Letztlich kann die Frage, ob tatsächlich erhebliche Gründe für eine Terminsverlegung bestanden, aber offen bleiben. Selbst wenn man dies unterstellte, würde es - wie in der angefochtenen Entscheidung zutreffend ausgeführt wird - an einer greifbaren Ungleichbehandlung der Parteien fehlen. Entgegen dem Beschwerdevorbringen lässt sich eine solche augenfällige Ungleichbehandlung auch nicht mit einer unterbliebenen Ermessensausübung begründen. Zwar hat der abgelehnten Richter die Zurückweisung des Terminverlegungsantrags ausweislich seiner Verfügung vom 29. März 2006 zunächst nur damit begründet, dass die Klägerin einer Verlegung des Termins widersprochen habe. In seiner dienstlichen Stellungnahme vom 11. April 2006 hat er indessen ergänzend ausgeführt, dass eine Terminsverlegung deshalb nicht in Betracht komme, weil die Klägerin angesichts des Verfahrensstandes einen Anspruch auf zügige Sachbearbeitung habe, der dem Interesse der Beklagten an einer Terminsverlegung vorgehe. Hierzu verweist der Richter auf den Umstand, dass die Beklagte trotz der Anordnung des schriftlichen Vorverfahrens und der Bestimmung eines Haupttermins zum betreffenden Zeitpunkt noch immer keine Klageerwiderung vorgelegt hatte.
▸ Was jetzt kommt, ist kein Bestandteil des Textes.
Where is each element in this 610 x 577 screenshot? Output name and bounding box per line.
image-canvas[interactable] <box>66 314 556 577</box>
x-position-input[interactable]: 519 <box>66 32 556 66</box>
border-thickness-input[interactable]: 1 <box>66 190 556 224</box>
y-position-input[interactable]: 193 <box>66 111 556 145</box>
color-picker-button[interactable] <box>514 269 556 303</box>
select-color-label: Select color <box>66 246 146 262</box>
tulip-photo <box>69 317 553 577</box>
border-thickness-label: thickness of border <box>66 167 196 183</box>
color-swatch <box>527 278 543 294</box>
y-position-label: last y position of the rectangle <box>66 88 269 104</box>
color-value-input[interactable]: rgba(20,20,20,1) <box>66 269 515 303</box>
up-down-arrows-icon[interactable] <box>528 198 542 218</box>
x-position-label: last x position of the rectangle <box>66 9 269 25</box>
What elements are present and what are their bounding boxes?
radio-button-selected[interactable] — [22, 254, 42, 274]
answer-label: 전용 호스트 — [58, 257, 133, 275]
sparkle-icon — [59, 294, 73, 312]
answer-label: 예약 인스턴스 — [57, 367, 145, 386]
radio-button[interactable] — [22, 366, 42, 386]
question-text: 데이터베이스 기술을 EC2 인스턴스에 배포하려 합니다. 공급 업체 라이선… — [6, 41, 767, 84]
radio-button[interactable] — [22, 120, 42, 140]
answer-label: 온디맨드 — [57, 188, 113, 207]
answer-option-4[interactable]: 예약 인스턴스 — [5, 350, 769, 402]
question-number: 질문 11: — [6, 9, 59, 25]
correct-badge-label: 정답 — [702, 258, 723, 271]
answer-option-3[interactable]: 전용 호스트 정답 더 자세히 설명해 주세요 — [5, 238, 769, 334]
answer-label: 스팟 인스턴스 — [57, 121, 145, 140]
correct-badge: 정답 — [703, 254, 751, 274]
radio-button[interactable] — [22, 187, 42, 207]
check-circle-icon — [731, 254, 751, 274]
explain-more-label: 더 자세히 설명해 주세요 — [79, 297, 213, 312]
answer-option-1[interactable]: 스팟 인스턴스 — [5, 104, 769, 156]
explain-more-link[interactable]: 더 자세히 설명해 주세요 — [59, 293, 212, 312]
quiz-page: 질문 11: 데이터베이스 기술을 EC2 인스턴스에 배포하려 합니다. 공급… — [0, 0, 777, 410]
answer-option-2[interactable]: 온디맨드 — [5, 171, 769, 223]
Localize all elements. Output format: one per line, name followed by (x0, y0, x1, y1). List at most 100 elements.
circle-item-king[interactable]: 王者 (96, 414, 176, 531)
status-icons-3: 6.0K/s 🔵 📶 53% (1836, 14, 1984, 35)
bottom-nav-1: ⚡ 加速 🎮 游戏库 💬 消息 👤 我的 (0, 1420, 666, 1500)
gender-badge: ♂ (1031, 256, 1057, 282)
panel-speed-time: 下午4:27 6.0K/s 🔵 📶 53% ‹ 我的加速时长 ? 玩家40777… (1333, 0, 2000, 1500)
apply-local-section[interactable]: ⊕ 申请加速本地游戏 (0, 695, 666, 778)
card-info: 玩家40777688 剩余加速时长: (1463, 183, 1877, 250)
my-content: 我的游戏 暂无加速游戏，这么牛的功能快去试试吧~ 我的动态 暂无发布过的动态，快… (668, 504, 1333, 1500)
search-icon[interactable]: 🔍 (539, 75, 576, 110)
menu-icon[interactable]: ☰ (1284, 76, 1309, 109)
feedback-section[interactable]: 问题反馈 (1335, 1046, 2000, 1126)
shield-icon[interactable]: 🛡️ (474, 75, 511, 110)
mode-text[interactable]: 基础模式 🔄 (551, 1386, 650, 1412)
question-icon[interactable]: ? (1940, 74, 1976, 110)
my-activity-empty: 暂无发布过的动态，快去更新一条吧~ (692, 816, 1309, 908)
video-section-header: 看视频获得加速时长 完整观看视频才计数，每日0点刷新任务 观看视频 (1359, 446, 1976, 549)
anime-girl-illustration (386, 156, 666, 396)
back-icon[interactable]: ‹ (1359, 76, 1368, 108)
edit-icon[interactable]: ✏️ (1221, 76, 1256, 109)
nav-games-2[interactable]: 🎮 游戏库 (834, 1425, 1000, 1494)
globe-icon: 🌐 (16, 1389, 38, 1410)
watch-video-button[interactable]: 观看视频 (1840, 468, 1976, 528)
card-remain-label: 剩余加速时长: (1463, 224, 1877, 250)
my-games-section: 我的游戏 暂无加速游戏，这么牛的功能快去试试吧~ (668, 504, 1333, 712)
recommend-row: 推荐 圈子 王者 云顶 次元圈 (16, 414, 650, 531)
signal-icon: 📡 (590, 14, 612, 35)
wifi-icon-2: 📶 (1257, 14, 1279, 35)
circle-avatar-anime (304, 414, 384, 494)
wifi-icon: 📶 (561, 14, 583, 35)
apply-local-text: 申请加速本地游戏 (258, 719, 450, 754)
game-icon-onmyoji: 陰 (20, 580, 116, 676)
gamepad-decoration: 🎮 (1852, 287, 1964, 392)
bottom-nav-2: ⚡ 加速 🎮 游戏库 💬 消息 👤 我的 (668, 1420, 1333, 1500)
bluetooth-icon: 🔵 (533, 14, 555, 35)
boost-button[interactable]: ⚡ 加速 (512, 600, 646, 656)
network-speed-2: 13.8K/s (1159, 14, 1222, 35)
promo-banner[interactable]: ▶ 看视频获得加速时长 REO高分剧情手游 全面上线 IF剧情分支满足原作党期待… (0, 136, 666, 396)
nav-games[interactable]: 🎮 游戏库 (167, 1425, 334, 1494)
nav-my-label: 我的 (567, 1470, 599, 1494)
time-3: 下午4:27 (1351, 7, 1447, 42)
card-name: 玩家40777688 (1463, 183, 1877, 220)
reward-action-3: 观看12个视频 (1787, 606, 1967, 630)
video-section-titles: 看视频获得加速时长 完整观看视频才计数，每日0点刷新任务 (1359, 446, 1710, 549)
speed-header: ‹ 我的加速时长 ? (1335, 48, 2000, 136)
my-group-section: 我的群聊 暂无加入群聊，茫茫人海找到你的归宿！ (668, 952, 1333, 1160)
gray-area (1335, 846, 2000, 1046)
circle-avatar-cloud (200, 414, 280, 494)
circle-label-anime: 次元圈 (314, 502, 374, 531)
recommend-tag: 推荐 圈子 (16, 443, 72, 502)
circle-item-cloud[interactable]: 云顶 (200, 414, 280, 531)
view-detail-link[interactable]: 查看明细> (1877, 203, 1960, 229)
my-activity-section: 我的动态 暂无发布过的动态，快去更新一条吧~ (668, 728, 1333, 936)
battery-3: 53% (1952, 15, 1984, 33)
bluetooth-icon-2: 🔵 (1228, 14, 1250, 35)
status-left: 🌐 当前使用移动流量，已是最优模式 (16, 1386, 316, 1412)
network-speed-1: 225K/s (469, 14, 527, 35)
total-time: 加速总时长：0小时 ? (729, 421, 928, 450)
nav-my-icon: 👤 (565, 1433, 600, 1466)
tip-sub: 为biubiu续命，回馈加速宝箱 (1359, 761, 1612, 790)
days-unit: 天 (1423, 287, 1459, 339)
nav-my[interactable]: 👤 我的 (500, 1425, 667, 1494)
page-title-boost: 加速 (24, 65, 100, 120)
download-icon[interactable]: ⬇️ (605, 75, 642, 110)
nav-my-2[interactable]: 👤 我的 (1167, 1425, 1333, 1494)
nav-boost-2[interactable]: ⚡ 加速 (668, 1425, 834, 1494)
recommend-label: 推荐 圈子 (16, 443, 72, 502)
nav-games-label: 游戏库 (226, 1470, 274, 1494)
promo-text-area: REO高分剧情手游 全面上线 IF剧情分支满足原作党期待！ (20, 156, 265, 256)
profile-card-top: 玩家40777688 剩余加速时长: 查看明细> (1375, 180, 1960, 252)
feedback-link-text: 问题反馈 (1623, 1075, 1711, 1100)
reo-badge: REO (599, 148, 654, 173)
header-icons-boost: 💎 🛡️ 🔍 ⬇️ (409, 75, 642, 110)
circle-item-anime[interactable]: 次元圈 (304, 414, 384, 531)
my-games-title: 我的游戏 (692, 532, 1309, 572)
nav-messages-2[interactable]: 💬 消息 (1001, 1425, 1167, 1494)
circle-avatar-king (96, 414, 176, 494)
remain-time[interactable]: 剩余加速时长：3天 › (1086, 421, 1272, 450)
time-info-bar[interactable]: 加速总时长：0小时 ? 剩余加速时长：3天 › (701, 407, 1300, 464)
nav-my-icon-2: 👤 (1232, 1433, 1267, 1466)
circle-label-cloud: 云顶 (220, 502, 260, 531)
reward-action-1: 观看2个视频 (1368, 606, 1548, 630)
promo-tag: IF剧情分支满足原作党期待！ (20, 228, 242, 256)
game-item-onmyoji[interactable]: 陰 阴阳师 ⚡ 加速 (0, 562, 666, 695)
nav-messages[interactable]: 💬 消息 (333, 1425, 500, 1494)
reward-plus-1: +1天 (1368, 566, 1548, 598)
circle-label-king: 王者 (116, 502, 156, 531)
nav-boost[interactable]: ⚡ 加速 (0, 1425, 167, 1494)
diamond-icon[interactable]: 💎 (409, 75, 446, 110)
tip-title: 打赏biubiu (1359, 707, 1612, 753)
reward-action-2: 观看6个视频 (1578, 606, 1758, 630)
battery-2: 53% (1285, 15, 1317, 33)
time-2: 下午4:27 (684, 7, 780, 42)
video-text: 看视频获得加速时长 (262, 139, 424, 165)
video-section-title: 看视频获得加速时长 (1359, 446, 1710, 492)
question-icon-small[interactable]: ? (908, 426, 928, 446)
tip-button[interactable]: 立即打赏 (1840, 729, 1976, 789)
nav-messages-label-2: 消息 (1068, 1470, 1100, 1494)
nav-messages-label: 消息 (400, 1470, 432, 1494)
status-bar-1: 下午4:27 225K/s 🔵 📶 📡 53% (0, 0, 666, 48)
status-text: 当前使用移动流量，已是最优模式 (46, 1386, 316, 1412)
Zwar wäre es wünschenswert gewesen, wenn die zuletzt genannten Gesichtspunkte bereits mit der Zurückweisung des Terminverlegungsantrags mitgeteilt worden wären, da § 227 Abs. 4 S. 2 ZPO ausdrücklich eine - wenn auch kurze - Begründung der Entscheidung vorsieht. Gerade im Fall sich widersprechender Anträge sollte den Parteien mitgeteilt werden, welche Gesichtspunkte für die Entscheidung des Gerichts ausschlaggebend waren (Stein/Jonas/Roth, a. a. O., § 227 Rdnr. 39; Zöller/Stöber, a. a. O., § 227 Rdnr. 26). Allerdings vermag auch dieses Versäumnis Zweifel an der Unparteilichkeit des abgelehnten Richters nicht zu rechtfertigen. Denn nach den Umständen des Falles lag es ganz offensichtlich auf der Hand, dass sich die bislang unterbliebene Prozessförderung seitens der Beklagten auch auf die Entscheidung über den Terminverlegungsantrag auswirken musste, so dass die Beklagte von der Berücksichtigung dieser ihr bekannten Umstände nicht überrascht sein durfte.

3. Die Kostenentscheidung beruht auf § 97 Abs. 1 ZPO, diejenige zur Wertfestsetzung auf §§ 47 GKG i. V. m. 3 ZPO.